4. The Apache Connection Class

The Apache Connection class contains information related to the network connection associated with the current request.

You can obtain the Connection instance associated with the current request using the Request::connection() method.

4.1. Method Documentation

Table B.3, “Apache Connection Methods” contains the exhaustive list of methods, in alphabetical order. The documentation of each method follows.

Table B.3. Apache Connection Methods

TypeNameArgs
method aborted() 0
method id() 0
method keepalive() 0
method local_host() 0
method local_ip() 0
method remote_host() 0
method remote_ip() 0
method remote_logname() 0


aborted()

aborted() returns 1 if the connection is open, 0 if it is closed.

id()

id() returns the unique (integer) ID of the current connection.
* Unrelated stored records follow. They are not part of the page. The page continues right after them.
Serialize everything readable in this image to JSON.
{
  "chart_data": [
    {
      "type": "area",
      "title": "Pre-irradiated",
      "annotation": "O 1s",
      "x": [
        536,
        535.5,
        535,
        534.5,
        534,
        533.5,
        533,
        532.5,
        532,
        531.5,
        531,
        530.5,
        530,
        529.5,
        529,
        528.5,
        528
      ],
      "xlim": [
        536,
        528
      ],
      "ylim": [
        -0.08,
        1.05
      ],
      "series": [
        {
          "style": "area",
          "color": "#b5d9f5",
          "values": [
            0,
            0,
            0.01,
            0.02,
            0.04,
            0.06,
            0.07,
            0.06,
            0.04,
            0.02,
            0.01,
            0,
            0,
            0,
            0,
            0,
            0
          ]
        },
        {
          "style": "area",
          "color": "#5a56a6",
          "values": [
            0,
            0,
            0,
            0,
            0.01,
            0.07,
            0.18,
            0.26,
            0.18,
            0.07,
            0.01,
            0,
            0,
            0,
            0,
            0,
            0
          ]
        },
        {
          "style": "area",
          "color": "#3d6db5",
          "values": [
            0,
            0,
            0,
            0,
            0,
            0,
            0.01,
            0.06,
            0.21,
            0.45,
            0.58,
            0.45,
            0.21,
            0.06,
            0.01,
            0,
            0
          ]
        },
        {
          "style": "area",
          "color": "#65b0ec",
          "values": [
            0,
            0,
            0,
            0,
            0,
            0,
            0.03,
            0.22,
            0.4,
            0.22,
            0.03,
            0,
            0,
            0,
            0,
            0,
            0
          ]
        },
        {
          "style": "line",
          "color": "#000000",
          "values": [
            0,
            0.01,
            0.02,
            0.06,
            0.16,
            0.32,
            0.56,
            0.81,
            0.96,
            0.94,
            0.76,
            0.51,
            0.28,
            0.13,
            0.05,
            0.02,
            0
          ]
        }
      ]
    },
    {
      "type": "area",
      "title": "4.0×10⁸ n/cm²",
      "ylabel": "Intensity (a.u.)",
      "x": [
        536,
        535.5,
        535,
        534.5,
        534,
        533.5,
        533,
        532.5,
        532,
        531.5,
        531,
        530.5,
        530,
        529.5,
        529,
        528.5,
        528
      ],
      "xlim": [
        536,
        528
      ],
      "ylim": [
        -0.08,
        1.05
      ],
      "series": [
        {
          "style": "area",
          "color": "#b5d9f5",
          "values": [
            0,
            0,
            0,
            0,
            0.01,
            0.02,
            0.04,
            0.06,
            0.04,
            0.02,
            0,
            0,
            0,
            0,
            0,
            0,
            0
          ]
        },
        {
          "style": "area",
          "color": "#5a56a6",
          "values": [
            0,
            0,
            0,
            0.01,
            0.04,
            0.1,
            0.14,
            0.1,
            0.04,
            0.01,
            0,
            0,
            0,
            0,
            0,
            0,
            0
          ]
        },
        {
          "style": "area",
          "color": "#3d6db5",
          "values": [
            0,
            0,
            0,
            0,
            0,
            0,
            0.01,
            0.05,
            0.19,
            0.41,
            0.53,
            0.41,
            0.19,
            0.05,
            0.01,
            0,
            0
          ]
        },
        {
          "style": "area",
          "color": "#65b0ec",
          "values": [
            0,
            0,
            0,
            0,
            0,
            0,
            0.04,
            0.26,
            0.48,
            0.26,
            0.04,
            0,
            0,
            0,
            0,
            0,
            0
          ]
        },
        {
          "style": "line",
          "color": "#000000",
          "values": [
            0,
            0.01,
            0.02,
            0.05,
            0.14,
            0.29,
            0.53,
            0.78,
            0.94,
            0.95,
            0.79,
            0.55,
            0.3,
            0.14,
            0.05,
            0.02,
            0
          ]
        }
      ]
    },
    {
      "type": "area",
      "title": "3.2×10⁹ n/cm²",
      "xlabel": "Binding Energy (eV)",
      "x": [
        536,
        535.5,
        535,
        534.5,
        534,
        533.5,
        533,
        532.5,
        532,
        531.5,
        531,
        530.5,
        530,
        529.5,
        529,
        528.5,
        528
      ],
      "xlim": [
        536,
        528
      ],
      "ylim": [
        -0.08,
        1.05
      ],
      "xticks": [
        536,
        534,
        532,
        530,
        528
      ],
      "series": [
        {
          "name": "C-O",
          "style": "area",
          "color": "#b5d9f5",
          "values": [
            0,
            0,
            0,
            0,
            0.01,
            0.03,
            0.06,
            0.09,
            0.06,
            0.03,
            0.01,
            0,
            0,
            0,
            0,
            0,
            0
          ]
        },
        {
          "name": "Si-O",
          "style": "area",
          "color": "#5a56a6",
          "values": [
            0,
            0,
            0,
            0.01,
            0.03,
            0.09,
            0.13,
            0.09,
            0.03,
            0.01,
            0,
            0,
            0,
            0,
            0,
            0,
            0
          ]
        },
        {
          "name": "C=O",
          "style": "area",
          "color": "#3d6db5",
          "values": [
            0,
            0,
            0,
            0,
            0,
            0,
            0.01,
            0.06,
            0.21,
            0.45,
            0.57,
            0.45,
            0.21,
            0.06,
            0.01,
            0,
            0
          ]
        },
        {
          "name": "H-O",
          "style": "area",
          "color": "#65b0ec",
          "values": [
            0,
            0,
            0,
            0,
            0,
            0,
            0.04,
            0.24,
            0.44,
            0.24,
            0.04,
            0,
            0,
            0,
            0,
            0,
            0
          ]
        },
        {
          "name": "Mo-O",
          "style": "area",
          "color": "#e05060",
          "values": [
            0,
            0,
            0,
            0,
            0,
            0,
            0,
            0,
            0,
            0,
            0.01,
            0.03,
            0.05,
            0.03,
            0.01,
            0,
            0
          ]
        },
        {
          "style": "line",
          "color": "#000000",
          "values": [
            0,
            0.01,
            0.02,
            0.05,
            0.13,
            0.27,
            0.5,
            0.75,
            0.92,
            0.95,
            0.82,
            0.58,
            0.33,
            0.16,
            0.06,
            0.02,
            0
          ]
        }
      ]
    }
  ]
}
It is assigned internally by Apache.

keepalive()

keepalive() returns 1 of the keepalive is enabled.

local_host()

local_host() is used for ap_get_server_name() when UseCanonicalName is set to DNS (ignores setting of HostnameLookups)

local_ip()

local_ip() returns a string containing the server's IP address.

remote_host()

remote_host() returns the client's DNS name, if known, or nil if DNS hasn't been checked. It returns "" if no address was found. N.B. only access this though get_remote_host().

remote_ip()

remote_ip() returns a string containing the remote IP address.

remote_logname()

remote_logname() is only ever set if doing rfc1413 lookups. It's better to access this through Request::get_remote_logname().